Thing is, men can over-define themselves by what they do. Even if what they do revolves around what other, taller, richer men do. Even if the taller, richer men are merely throwing a sphere towards a ring in a game of skill that often comes down to the luck imposed by shorter, older, whistle-tweeters. It is worth noting that the whistlers sport beige mesh uniforms that hug pectorals in such a way as to make muscles look mammary. Did I mention that the taller men purportedly represent cities they largely aren’t from, and that team supporters get no tangible benefit from a victory? Did I mention that New Orleans is in the Western Conference?
But I’m drawn to whatever this odd thing is and I write about whatever this odd thing is. I’m convinced the game’s intrinsic beauty is its redemption, and that our ability to share in its gifts is fandom’s redemption. A friend once said, “The ‘We Believe’ Warriors run was the most fun we had together in college.” That anonymous person I possibly invented is quite correct.
To me, those Warriors games don’t live in a memory vacuum. The basketball recollections arrive with a nostalgia twinge that comes with the clear vision of my old friends, celebrating together–back before we started drifting towards means, ends, and producing new human beings. Baron Davis did more than get us in one place. His pixelized wizardry elevated the gathering to an experience so joyous, that to share it felt profound. My friends still speak wistfully about that playoff run. If they occasionally revisit that the sepia NBA past, I’m squatting there. I foolishly became a basketball writer.

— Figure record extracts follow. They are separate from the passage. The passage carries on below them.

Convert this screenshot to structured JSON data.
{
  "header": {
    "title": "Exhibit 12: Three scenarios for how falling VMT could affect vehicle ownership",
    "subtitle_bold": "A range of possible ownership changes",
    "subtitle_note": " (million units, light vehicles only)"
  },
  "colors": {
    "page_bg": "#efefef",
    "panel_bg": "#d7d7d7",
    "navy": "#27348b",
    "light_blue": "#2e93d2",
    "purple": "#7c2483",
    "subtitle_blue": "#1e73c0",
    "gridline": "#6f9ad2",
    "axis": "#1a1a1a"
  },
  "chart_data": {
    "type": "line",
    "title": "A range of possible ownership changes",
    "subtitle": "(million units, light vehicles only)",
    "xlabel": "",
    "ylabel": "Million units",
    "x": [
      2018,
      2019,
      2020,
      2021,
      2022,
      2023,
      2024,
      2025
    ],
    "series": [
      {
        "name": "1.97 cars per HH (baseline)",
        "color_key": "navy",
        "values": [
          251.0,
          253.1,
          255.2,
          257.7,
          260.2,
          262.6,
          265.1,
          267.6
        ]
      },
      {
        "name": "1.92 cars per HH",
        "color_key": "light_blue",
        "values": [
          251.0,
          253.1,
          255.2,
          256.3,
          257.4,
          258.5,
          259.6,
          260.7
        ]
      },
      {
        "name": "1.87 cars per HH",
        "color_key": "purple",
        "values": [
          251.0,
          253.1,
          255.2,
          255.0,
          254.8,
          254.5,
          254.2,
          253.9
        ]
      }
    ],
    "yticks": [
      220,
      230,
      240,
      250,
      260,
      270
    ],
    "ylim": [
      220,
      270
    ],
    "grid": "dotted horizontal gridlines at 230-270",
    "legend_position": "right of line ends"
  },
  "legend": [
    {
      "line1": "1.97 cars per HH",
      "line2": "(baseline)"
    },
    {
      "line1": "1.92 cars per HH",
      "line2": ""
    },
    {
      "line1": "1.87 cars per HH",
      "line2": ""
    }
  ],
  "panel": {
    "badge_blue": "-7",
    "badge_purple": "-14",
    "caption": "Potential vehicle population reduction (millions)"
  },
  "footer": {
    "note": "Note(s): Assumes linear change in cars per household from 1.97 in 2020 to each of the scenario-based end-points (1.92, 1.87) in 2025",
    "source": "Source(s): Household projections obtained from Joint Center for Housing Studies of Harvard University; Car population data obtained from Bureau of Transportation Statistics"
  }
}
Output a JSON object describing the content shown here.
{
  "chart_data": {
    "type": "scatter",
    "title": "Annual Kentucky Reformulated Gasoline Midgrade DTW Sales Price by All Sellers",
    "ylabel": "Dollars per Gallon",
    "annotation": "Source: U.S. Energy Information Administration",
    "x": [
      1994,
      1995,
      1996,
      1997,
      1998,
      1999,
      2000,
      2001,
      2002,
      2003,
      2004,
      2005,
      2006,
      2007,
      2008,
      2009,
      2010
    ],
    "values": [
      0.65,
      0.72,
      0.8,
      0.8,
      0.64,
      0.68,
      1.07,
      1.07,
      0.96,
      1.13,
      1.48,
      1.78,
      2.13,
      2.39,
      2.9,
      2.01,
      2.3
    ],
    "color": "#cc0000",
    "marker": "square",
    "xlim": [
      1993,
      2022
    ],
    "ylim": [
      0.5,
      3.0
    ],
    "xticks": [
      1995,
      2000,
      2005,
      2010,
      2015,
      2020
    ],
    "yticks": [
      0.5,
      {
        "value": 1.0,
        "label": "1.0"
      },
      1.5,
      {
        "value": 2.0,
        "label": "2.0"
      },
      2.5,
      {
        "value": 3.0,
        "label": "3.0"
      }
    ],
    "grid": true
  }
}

And if I became a basketball writer, then what the hell am I in the absence of that thing which defines? More than a few of you feel the same way, and your prose betrays such bewildered grasping. Though a select number are successfully wringing water from the dry sponge (Beckley, you bastard, you’ve been squeezing buckets), the lockout is brutal on the rest.
Some writers play up a long lockout’s ill-effect on stadium workers, declaring them worthy of deep sympathy. True, but as a cynic who often questions the purest motives, I wonder if some of this is a writer’s way of subtly saying, “What about me? What the hell am I supposed to do?” The socially aware hoops blogger knows better than to shriek, “What about us!?” but that’s certainly a reasonable way to feel. If the lockout nixes a season, this already cash-scarce profession will temporarily lose its raison d’etre. It’s a terrifying prospect for the scribes.
Feel adrift, fellow basketball blogger? I’m with you. And I’ll be with you to share in the joy when this great game returns. The sooner, the better.